Back in his cubicle, Spinner frowned at the carpet-covered wall for some minutes and thought that he really shouldn’t take it anymore. McKinnon was a supercilious shit. On the other hand, he liked and needed the job.
He had gone to a Barnes and Noble and bought Leo Strauss’s The City and Man because it was the thinnest Strauss book on the shelf. He had been dipping into it. It was heavy going for a man whose idea of a book was a thriller. He had almost self-destructed on a paragraph that went on for two pages. He was put off by sentences like “For Aristotle political inequality is ultimately justified by the natural inequality among men,” because he had been raised on “All men are created equal,” but he assumed that no matter what sentences like these meant, Strauss would pull a democratic rabbit out of his philosophical hat. He didn’t want to face the possibility that neither Strauss, Aristotle, nor Plato was in fact democratic.
Naples
By Saturday, Dukas had Salem Qatib’s bio and knew that he had studied classics and archaeology at the University of Michigan but hadn’t taken a degree. Dukas tried to get the university on the phone, but on weekends academics are resting their brains. He made notes on what else he knew about Qatib: emigrated to the US with his parents at fourteen; his father returned to Palestine when Salem was seventeen and the parents later divorced; Salem did his Navy stint then and followed it with his college work, remaining a reservist.
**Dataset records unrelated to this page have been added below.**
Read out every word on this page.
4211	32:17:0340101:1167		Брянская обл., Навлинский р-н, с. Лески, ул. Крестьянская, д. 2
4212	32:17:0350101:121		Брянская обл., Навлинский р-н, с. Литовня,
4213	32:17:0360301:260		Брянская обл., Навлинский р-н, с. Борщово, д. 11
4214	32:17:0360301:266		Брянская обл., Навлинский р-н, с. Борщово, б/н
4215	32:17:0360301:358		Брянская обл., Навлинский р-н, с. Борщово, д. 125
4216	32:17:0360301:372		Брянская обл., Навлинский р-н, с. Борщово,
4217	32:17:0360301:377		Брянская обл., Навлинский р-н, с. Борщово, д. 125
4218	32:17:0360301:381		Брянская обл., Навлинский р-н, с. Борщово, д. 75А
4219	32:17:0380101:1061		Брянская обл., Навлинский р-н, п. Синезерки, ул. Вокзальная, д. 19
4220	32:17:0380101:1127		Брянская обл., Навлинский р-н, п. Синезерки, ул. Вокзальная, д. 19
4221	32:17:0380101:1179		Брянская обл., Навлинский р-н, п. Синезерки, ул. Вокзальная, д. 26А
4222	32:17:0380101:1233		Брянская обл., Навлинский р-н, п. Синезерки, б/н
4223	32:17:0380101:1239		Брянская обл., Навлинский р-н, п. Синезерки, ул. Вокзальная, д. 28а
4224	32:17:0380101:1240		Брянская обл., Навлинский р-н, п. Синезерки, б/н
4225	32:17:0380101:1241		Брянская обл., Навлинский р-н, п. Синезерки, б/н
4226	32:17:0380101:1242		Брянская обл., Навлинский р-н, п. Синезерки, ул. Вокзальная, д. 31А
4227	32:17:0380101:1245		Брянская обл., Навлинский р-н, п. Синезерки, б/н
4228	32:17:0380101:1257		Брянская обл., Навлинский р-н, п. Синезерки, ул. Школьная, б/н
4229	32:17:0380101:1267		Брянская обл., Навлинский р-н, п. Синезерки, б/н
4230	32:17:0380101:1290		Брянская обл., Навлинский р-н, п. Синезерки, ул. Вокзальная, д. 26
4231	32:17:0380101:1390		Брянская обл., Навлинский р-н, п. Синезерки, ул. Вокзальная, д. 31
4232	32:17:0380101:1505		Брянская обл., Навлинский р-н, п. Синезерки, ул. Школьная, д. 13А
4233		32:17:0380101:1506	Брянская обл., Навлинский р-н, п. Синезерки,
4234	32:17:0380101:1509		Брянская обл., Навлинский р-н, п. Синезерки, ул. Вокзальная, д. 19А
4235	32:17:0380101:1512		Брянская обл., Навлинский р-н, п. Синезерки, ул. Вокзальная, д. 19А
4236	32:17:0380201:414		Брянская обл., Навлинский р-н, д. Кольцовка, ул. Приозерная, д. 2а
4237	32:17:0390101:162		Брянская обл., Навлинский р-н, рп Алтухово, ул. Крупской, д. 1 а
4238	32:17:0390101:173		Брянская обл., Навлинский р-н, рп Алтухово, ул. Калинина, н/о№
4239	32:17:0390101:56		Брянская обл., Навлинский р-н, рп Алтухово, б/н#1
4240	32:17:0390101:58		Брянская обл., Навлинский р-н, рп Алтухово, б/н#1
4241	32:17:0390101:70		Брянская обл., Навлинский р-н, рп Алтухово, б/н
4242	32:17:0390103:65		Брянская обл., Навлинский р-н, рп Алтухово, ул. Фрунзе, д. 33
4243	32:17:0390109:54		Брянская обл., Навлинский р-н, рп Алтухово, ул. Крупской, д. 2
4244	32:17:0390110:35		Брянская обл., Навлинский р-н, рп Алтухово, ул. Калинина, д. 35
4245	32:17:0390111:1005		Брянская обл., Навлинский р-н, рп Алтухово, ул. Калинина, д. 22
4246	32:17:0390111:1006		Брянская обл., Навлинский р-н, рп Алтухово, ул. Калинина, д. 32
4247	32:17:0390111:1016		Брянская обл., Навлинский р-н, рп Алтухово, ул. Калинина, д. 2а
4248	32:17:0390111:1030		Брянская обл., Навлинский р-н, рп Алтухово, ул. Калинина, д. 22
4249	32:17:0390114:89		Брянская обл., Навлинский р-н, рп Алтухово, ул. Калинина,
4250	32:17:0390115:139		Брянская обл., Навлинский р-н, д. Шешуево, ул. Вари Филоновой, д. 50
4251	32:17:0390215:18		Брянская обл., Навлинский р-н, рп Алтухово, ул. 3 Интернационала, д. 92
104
Then he’d gone off to Palestine himself and had kept a fairly clean record, except for whatever Mossad knew about him and was now not giving up—their current stance was “Who, me? Never heard of him!” The CIA had Qatib’s name but was saying that other than his being a Palestinian and having attended an anti-settlement rally in Gaza, they weren’t interested in him.
“Well, somebody was interested in him,” Dukas said to Triffler.
“Or Al Craik’s police lady is wrong about the Mossad involvement.”
“You think Al was kidnapped by four guys who just happened to be in the neighborhood?”
“Stranger things have happened.” Triffler checked his watch. “We have a meeting downtown in half an hour.”